The interaction of a laser beam with high-Z materials is also useful for controlled fusion. The technique may play a key role in lowering the threshold laser energies for achieving fusion. Although most of the emphasis in this effort has been with light materials, high-Z materials could be used in conjunction with deuterium and tritium, perhaps in different layers.
An intense point source of X-rays with a high conversion efficiency of laser light into X-rays has been developed. The X-rays emanate from a spot of approximately 100 microns diameter, and a large fraction of the X-rays (sometimes 50% or more) are emitted in the form of spectral lines.
An important implication of these properties is the fact that many of the applications that are generally cited in justification of an X-ray laser can be accomplished with a point source (i.e., "spatially coherent" source) of X-ray lines, or even with a point source of broad band X-rays. For example, a significant fraction of the X-rays can be focused to another point or into a parallel beam by means of critical angle reflectors, Fresnel zone plates, or Bragg diffractors.
It is calculated that the X-ray emission in a single spectral line can exceed 1% of the indicent laser light. This can also be true when a substantial amount of amplification through stimulated emission occurs.
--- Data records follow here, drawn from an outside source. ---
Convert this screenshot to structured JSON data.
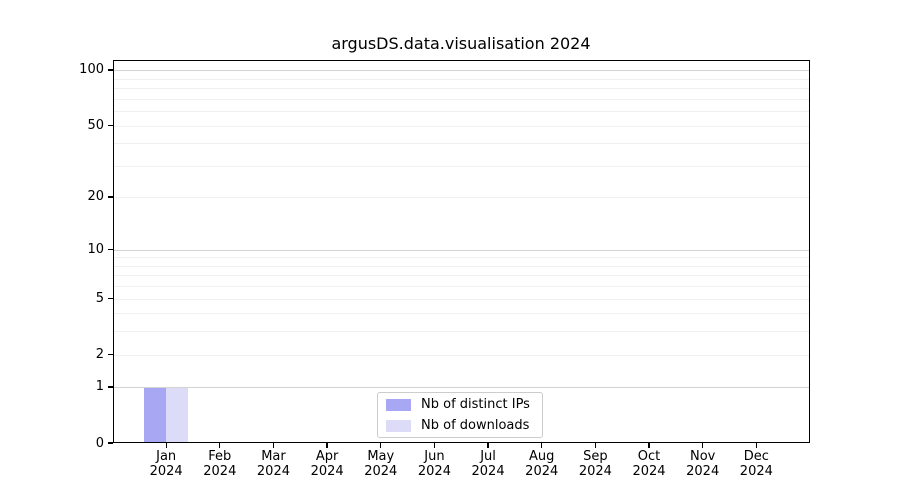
{
  "style": {
    "background": "#ffffff",
    "axis_color": "#000000",
    "text_color": "#000000",
    "minor_grid_color": "#f0f0f0",
    "major_grid_color": "#d3d3d3",
    "legend_border_color": "#cccccc"
  },
  "chart_data": {
    "type": "bar",
    "title": "argusDS.data.visualisation 2024",
    "xlabel": "",
    "ylabel": "",
    "categories": [
      "Jan",
      "Feb",
      "Mar",
      "Apr",
      "May",
      "Jun",
      "Jul",
      "Aug",
      "Sep",
      "Oct",
      "Nov",
      "Dec"
    ],
    "category_year": "2024",
    "series": [
      {
        "name": "Nb of distinct IPs",
        "color": "#a7a7f3",
        "values": [
          1,
          0,
          0,
          0,
          0,
          0,
          0,
          0,
          0,
          0,
          0,
          0
        ]
      },
      {
        "name": "Nb of downloads",
        "color": "#dcdcf9",
        "values": [
          1,
          0,
          0,
          0,
          0,
          0,
          0,
          0,
          0,
          0,
          0,
          0
        ]
      }
    ],
    "y_axis": {
      "scale": "log1p",
      "max": 113.3,
      "tick_values": [
        0,
        1,
        2,
        5,
        10,
        20,
        50,
        100
      ],
      "tick_labels": [
        "0",
        "1",
        "2",
        "5",
        "10",
        "20",
        "50",
        "100"
      ],
      "minor_gridlines": [
        2,
        3,
        4,
        5,
        6,
        7,
        8,
        9,
        20,
        30,
        40,
        50,
        60,
        70,
        80,
        90
      ],
      "major_gridlines": [
        1,
        10,
        100
      ]
    },
    "grid": true,
    "legend": {
      "position": "lower center"
    }
  }
}
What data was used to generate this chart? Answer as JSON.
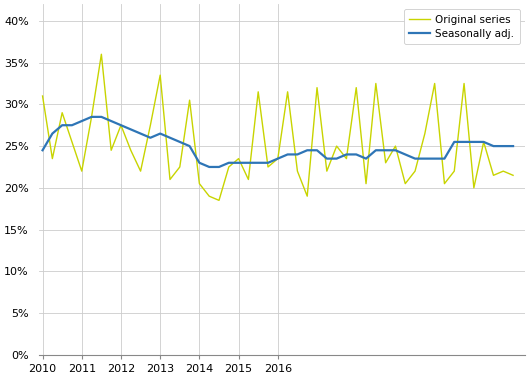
{
  "original_series": [
    31.0,
    23.5,
    29.0,
    25.5,
    22.0,
    28.5,
    36.0,
    24.5,
    27.5,
    24.5,
    22.0,
    27.5,
    33.5,
    21.0,
    22.5,
    30.5,
    20.5,
    19.0,
    18.5,
    22.5,
    23.5,
    21.0,
    31.5,
    22.5,
    23.5,
    31.5,
    22.0,
    19.0,
    32.0,
    22.0,
    25.0,
    23.5,
    32.0,
    20.5,
    32.5,
    23.0,
    25.0,
    20.5,
    22.0,
    26.5,
    32.5,
    20.5,
    22.0,
    32.5,
    20.0,
    25.5,
    21.5,
    22.0,
    21.5
  ],
  "seasonally_adj": [
    24.5,
    26.5,
    27.5,
    27.5,
    28.0,
    28.5,
    28.5,
    28.0,
    27.5,
    27.0,
    26.5,
    26.0,
    26.5,
    26.0,
    25.5,
    25.0,
    23.0,
    22.5,
    22.5,
    23.0,
    23.0,
    23.0,
    23.0,
    23.0,
    23.5,
    24.0,
    24.0,
    24.5,
    24.5,
    23.5,
    23.5,
    24.0,
    24.0,
    23.5,
    24.5,
    24.5,
    24.5,
    24.0,
    23.5,
    23.5,
    23.5,
    23.5,
    25.5,
    25.5,
    25.5,
    25.5,
    25.0,
    25.0,
    25.0
  ],
  "ylim": [
    0,
    42
  ],
  "yticks": [
    0,
    5,
    10,
    15,
    20,
    25,
    30,
    35,
    40
  ],
  "original_color": "#c8d400",
  "seasonally_color": "#2e75b6",
  "background_color": "#ffffff",
  "grid_color": "#cccccc",
  "legend_labels": [
    "Original series",
    "Seasonally adj."
  ]
}
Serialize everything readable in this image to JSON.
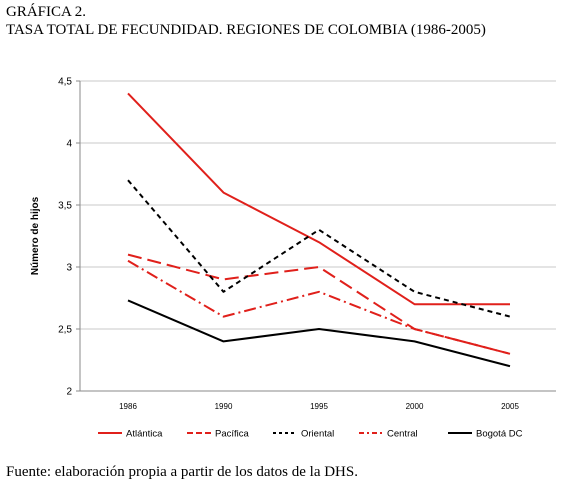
{
  "figure": {
    "label": "GRÁFICA 2.",
    "title": "TASA TOTAL DE FECUNDIDAD. REGIONES DE COLOMBIA (1986-2005)",
    "source": "Fuente: elaboración propia a partir de los datos de la DHS."
  },
  "chart_data": {
    "type": "line",
    "title": "",
    "xlabel": "",
    "ylabel": "Número de hijos",
    "categories": [
      "1986",
      "1990",
      "1995",
      "2000",
      "2005"
    ],
    "ylim": [
      2,
      4.5
    ],
    "yticks": [
      2,
      2.5,
      3,
      3.5,
      4,
      4.5
    ],
    "ytick_labels": [
      "2",
      "2,5",
      "3",
      "3,5",
      "4",
      "4,5"
    ],
    "grid": "horizontal",
    "legend_position": "bottom",
    "series": [
      {
        "name": "Atlántica",
        "values": [
          4.4,
          3.6,
          3.2,
          2.7,
          2.7
        ],
        "color": "#e0201b",
        "dash": "solid"
      },
      {
        "name": "Pacífica",
        "values": [
          3.1,
          2.9,
          3.0,
          2.5,
          2.3
        ],
        "color": "#e0201b",
        "dash": "long-dash"
      },
      {
        "name": "Oriental",
        "values": [
          3.7,
          2.8,
          3.3,
          2.8,
          2.6
        ],
        "color": "#000000",
        "dash": "short-dash"
      },
      {
        "name": "Central",
        "values": [
          3.05,
          2.6,
          2.8,
          2.5,
          2.3
        ],
        "color": "#e0201b",
        "dash": "dash-dot"
      },
      {
        "name": "Bogotá DC",
        "values": [
          2.73,
          2.4,
          2.5,
          2.4,
          2.2
        ],
        "color": "#000000",
        "dash": "solid"
      }
    ]
  }
}
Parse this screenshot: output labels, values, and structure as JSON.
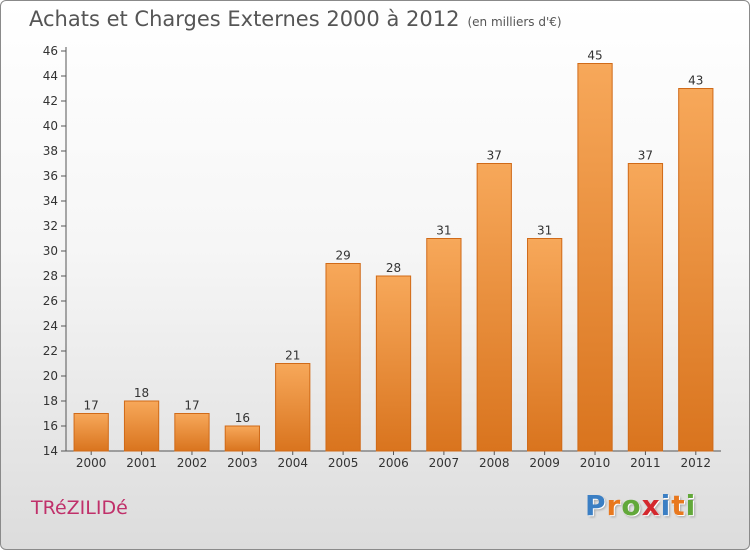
{
  "header": {
    "title": "Achats et Charges Externes 2000 à 2012",
    "subtitle": "(en milliers d'€)"
  },
  "footer": {
    "town": "TRéZILIDé",
    "brand": "Proxiti",
    "brand_colors": [
      "#3b7fc4",
      "#e8781e",
      "#62a83a",
      "#d4282e",
      "#3b7fc4",
      "#e8781e",
      "#62a83a"
    ]
  },
  "chart_data": {
    "type": "bar",
    "title": "Achats et Charges Externes 2000 à 2012",
    "subtitle": "(en milliers d'€)",
    "xlabel": "",
    "ylabel": "",
    "categories": [
      "2000",
      "2001",
      "2002",
      "2003",
      "2004",
      "2005",
      "2006",
      "2007",
      "2008",
      "2009",
      "2010",
      "2011",
      "2012"
    ],
    "values": [
      17,
      18,
      17,
      16,
      21,
      29,
      28,
      31,
      37,
      31,
      45,
      37,
      43
    ],
    "ylim": [
      14,
      46
    ],
    "yticks": [
      14,
      16,
      18,
      20,
      22,
      24,
      26,
      28,
      30,
      32,
      34,
      36,
      38,
      40,
      42,
      44,
      46
    ],
    "grid": false,
    "bar_color_light": "#f7a85a",
    "bar_color_dark": "#d9741e",
    "bar_edge": "#d06a18"
  }
}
In the latter case the device constitutes an actual X-ray laser, which can provide a narrow beam if the plasma shape is a suitably long cylinder or an X-ray cavity is constructed. Indeed, in addition to the fact that it can serve many of the functions of an X-ray laser, the point source device is only one step away from a true X-ray laser. Large outputs of X-ray lines are being produced in a highly nonequilibrium plasma, and theory says that a substantial amount of stimulated emission can occur with some adjustments of plasma temperature of target configuration.
Statements are often made that picosecond or terrawatt pumping pulses are required for an X-ray laser. This appears to be untrue. Calculations indicate that a nanosecond laser pulse with 100 to 1000 joules of energy should be more than adequate.
Another route to an X-ray laser is to use the X-rays generated by the present technique to knock out inner shell electrons from atoms in a separate laser medium and thereby create a population inversion.